Decoding Epileptogenic Glioma Networks Using Forebrain Assembloids

Pediatric-type diffuse high-grade gliomas are the primary cause of cancer-related mortality in children and adolescents.

The most common and aggressive forms harbor mutually exclusive mutations in histone 3 (H3), involving distinct brain regions and developmental origins.

In contrast to other gliomas, GABAergic interneuron progenitors are implicated as the cells of origin for H3G34-mutant diffuse hemispheric gliomas (DHGs), which almost exclusively affect the cerebral hemispheres.Seizures are a common comorbidity in patients with cortical gliomas, with evidence suggesting that gliomas alter synaptic structures to induce hyperexcitability.

Neuronal activity, in turn, accelerates glioma progression through paracrine signaling and neuron-to-glioma synapses.

Despite their cortical involvement, high seizure incidence, and poor prognosis, neuron-glioma interactions in DHGs remain understudied.Human cerebral organoids, pioneered by the Knoblich Lab, recapitulate early brain architecture and circuit assembly via excitatory neurogenesis (dorsal forebrain) and interneuron development (ventral forebrain).

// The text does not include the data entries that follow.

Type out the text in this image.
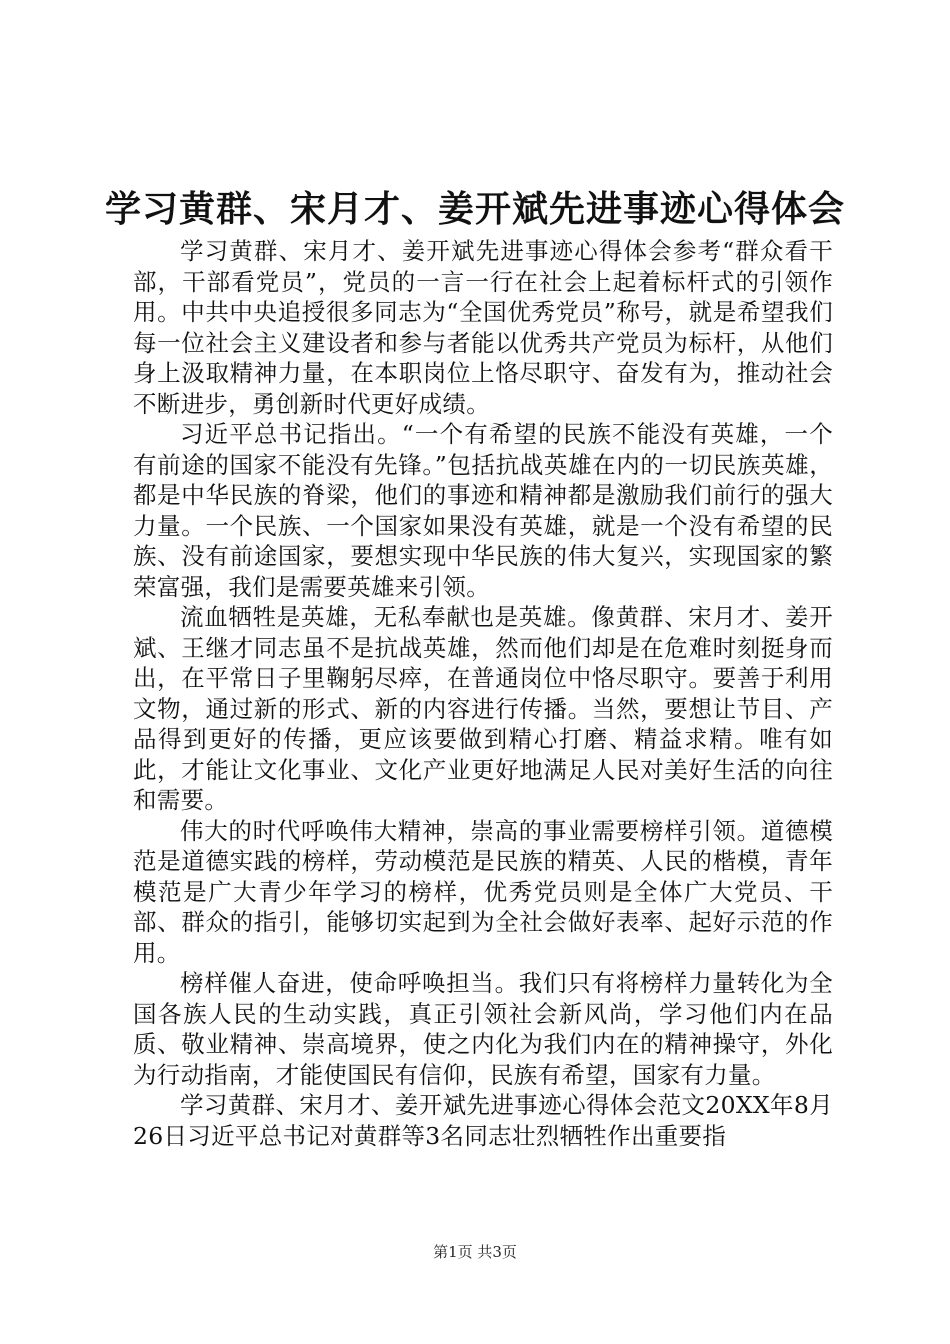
学习黄群、宋月才、姜开斌先进事迹心得体会

学习黄群、宋月才、姜开斌先进事迹心得体会参考“群众看干部，干部看党员”，党员的一言一行在社会上起着标杆式的引领作用。中共中央追授很多同志为“全国优秀党员”称号，就是希望我们每一位社会主义建设者和参与者能以优秀共产党员为标杆，从他们身上汲取精神力量，在本职岗位上恪尽职守、奋发有为，推动社会不断进步，勇创新时代更好成绩。

习近平总书记指出。“一个有希望的民族不能没有英雄，一个有前途的国家不能没有先锋。”包括抗战英雄在内的一切民族英雄，都是中华民族的脊梁，他们的事迹和精神都是激励我们前行的强大力量。一个民族、一个国家如果没有英雄，就是一个没有希望的民族、没有前途国家，要想实现中华民族的伟大复兴，实现国家的繁荣富强，我们是需要英雄来引领。

流血牺牲是英雄，无私奉献也是英雄。像黄群、宋月才、姜开斌、王继才同志虽不是抗战英雄，然而他们却是在危难时刻挺身而出，在平常日子里鞠躬尽瘁，在普通岗位中恪尽职守。要善于利用文物，通过新的形式、新的内容进行传播。当然，要想让节目、产品得到更好的传播，更应该要做到精心打磨、精益求精。唯有如此，才能让文化事业、文化产业更好地满足人民对美好生活的向往和需要。

伟大的时代呼唤伟大精神，崇高的事业需要榜样引领。道德模范是道德实践的榜样，劳动模范是民族的精英、人民的楷模，青年模范是广大青少年学习的榜样，优秀党员则是全体广大党员、干部、群众的指引，能够切实起到为全社会做好表率、起好示范的作用。

榜样催人奋进，使命呼唤担当。我们只有将榜样力量转化为全国各族人民的生动实践，真正引领社会新风尚，学习他们内在品质、敬业精神、崇高境界，使之内化为我们内在的精神操守，外化为行动指南，才能使国民有信仰，民族有希望，国家有力量。

学习黄群、宋月才、姜开斌先进事迹心得体会范文20XX年8月26日习近平总书记对黄群等3名同志壮烈牺牲作出重要指

第1页 共3页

Ultimately leading to functional network activity with complex oscillatory dynamics, organoids provide the ideal platform to study brain tumors in the context of network pathologies.In this project, I will develop patient-derived models of seizure-associated DHGs in brain region specific cerebral organoids to examine neuron-glioma synapses.

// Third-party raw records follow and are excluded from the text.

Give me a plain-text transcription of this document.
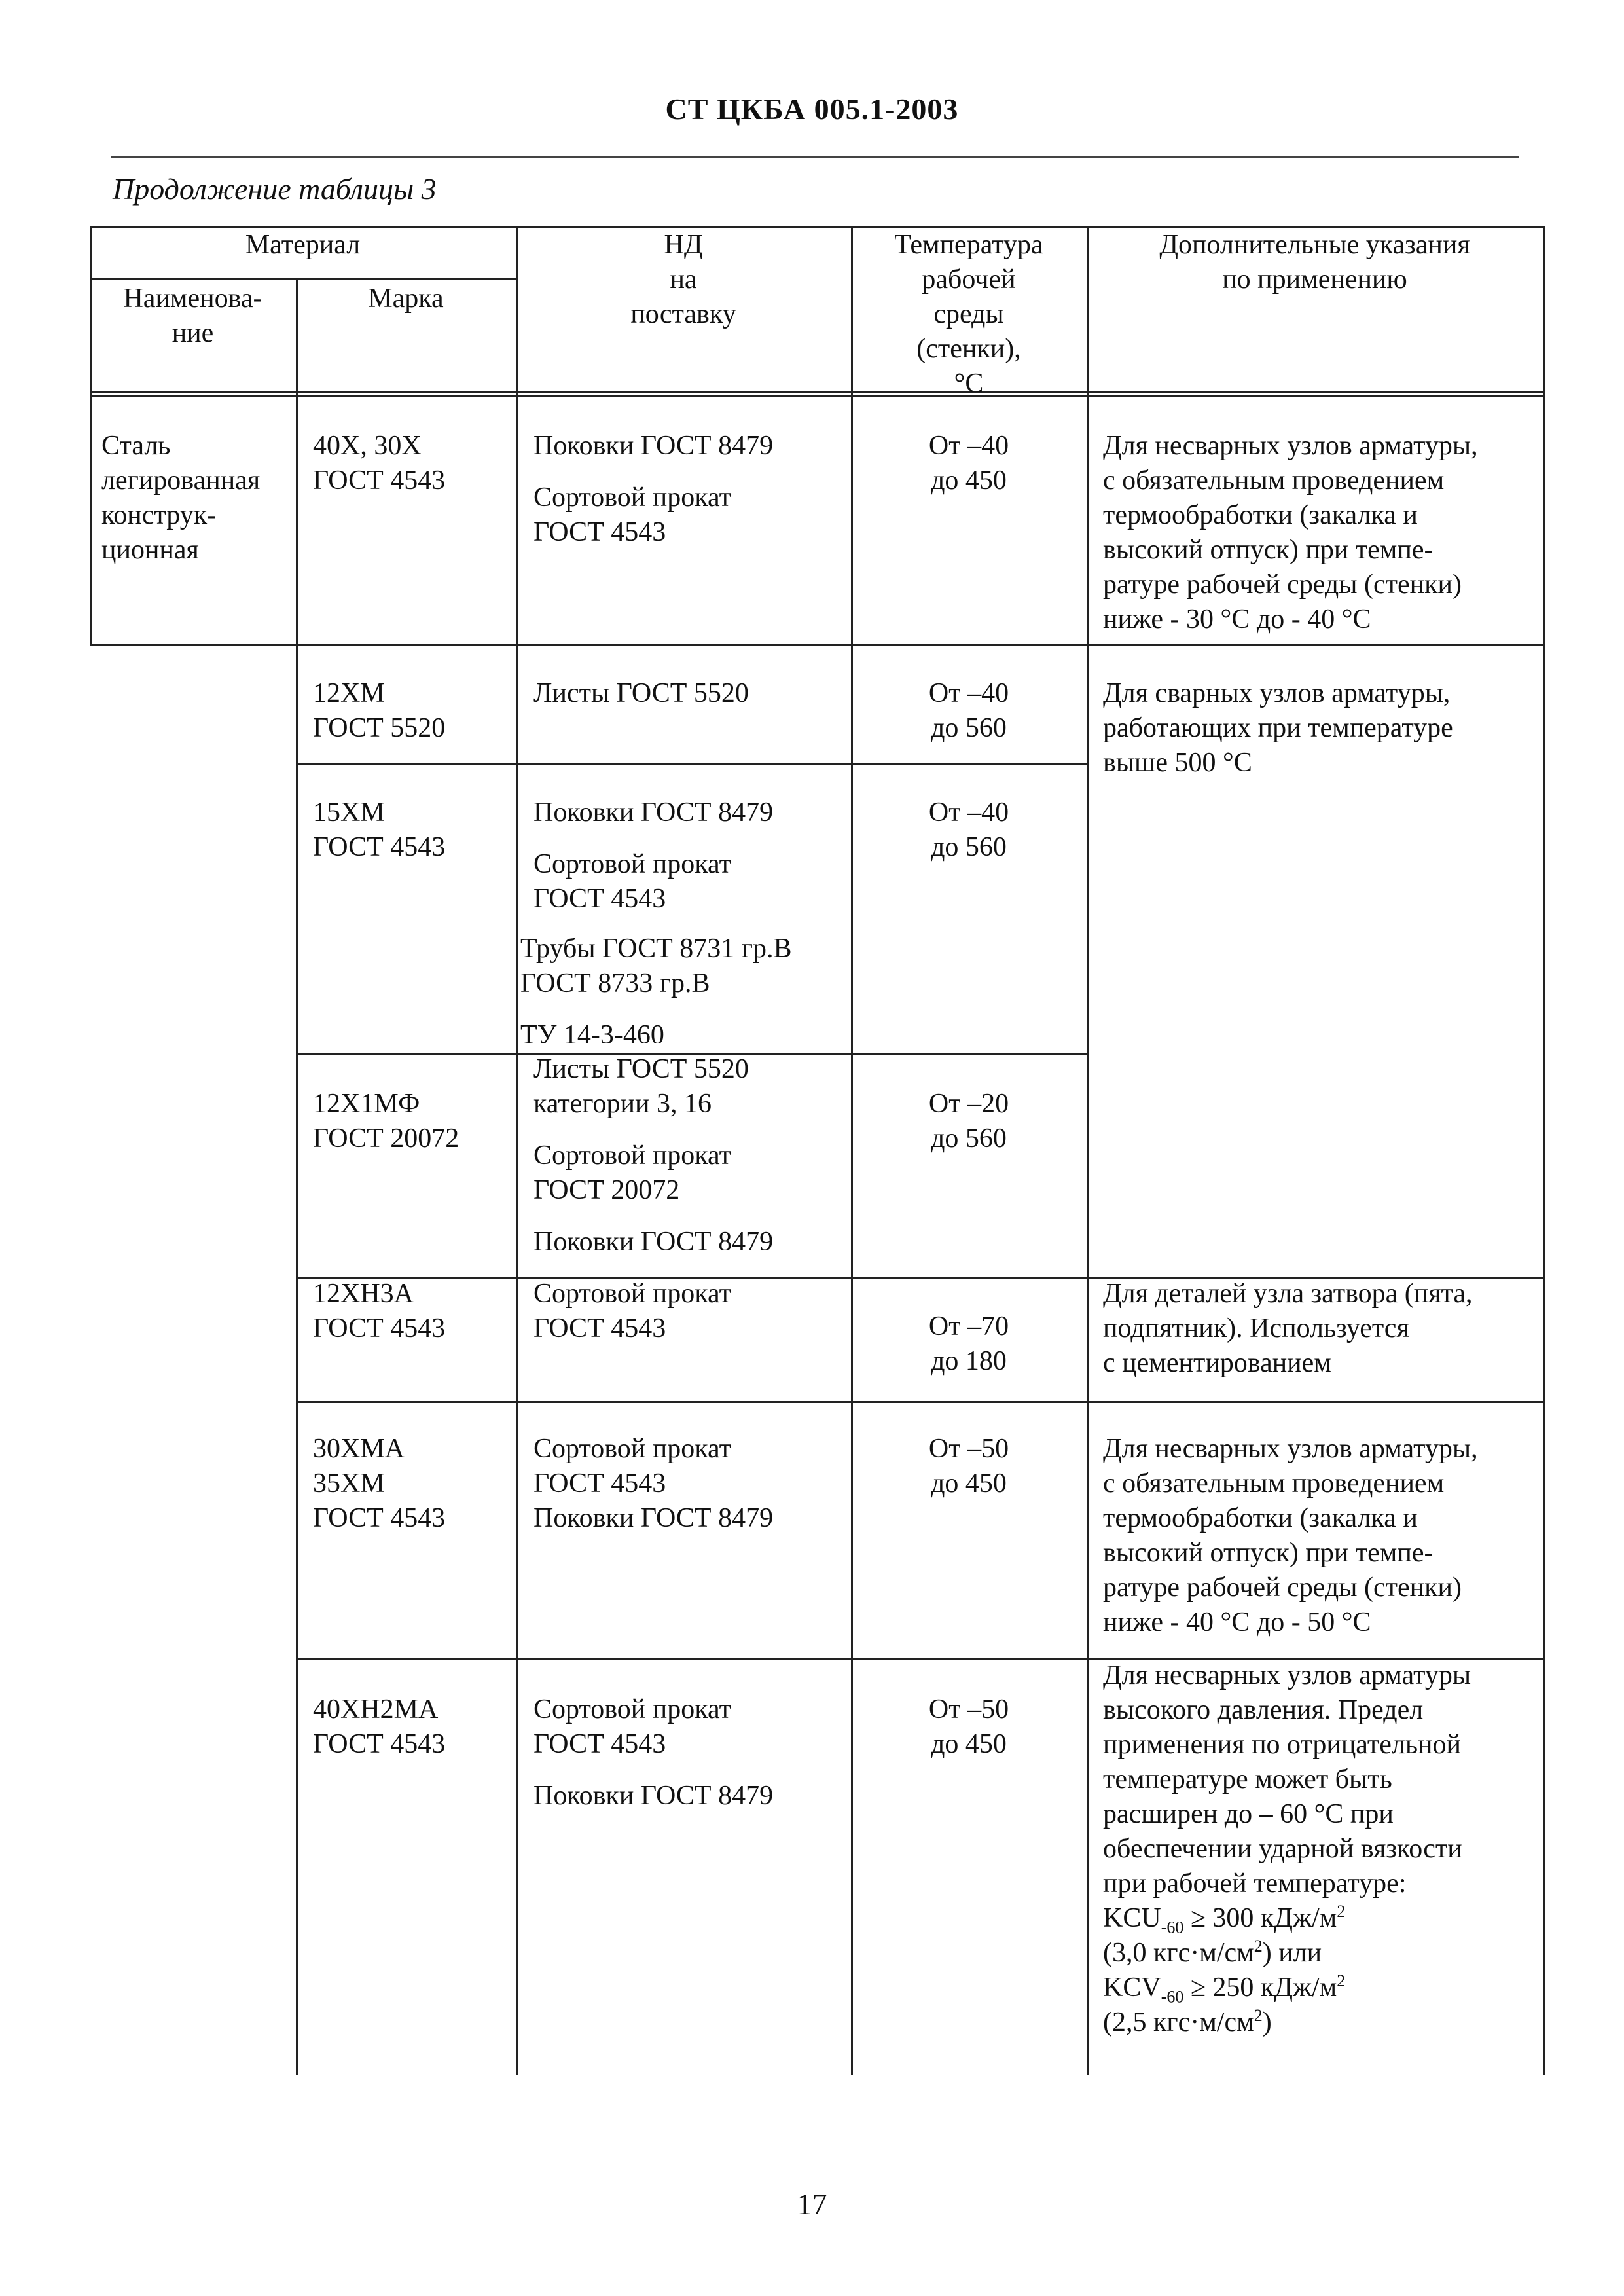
СТ ЦКБА 005.1-2003
Продолжение таблицы 3
Материал
Наименова-
ние
Марка
НД
на
поставку
Температура
рабочей
среды
(стенки),
°С
Дополнительные указания
по применению
Сталь
легированная
конструк-
ционная
40Х, 30Х
ГОСТ 4543
Поковки ГОСТ 8479
Сортовой прокат
ГОСТ 4543
От –40
до 450
Для несварных узлов арматуры,
с обязательным проведением
термообработки (закалка и
высокий отпуск) при темпе-
ратуре рабочей среды (стенки)
ниже - 30 °С до - 40 °С
12ХМ
ГОСТ 5520
Листы ГОСТ 5520	От –40
до 560
Для сварных узлов арматуры,
работающих при температуре
выше 500 °С
15ХМ
ГОСТ 4543
Поковки ГОСТ 8479
Сортовой прокат
ГОСТ 4543
Трубы ГОСТ 8731 гр.В
ГОСТ 8733 гр.В
ТУ 14-3-460
От –40
до 560
12Х1МФ
ГОСТ 20072
Листы ГОСТ 5520
категории 3, 16
Сортовой прокат
ГОСТ 20072
Поковки ГОСТ 8479
От –20
до 560
12ХН3А
ГОСТ 4543
Сортовой прокат
ГОСТ 4543	От –70
до 180
Для деталей узла затвора (пята,
подпятник). Используется
с цементированием
30ХМА
35ХМ
ГОСТ 4543
Сортовой прокат
ГОСТ 4543
Поковки ГОСТ 8479
От –50
до 450
Для несварных узлов арматуры,
с обязательным проведением
термообработки (закалка и
высокий отпуск) при темпе-
ратуре рабочей среды (стенки)
ниже - 40 °С до - 50 °С
40ХН2МА
ГОСТ 4543
Сортовой прокат
ГОСТ 4543
Поковки ГОСТ 8479
От –50
до 450
Для несварных узлов арматуры
высокого давления. Предел
применения по отрицательной
температуре может быть
расширен до – 60 °С при
обеспечении ударной вязкости
при рабочей температуре:
$KCU_{-60} \ge 300$ кДж/$м^2$
(3,0 $кгс\cdot м/см^2$) или
$KCV_{-60} \ge 250$ кДж/$м^2$
(2,5 $кгс\cdot м/см^2$)
17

Using barcoded viral tracing and genetic perturbation screening, I will identify synaptic interaction partners and tumor-specific anti-connectivity targets. Electrophysiological recordings will assess the effects of anti-epileptogenic and anti-tumorigenic perturbations.

This work will provide critical insights into neuron-glioma communication and its role in epileptogenesis during tumor progression, with important therapeutic implications.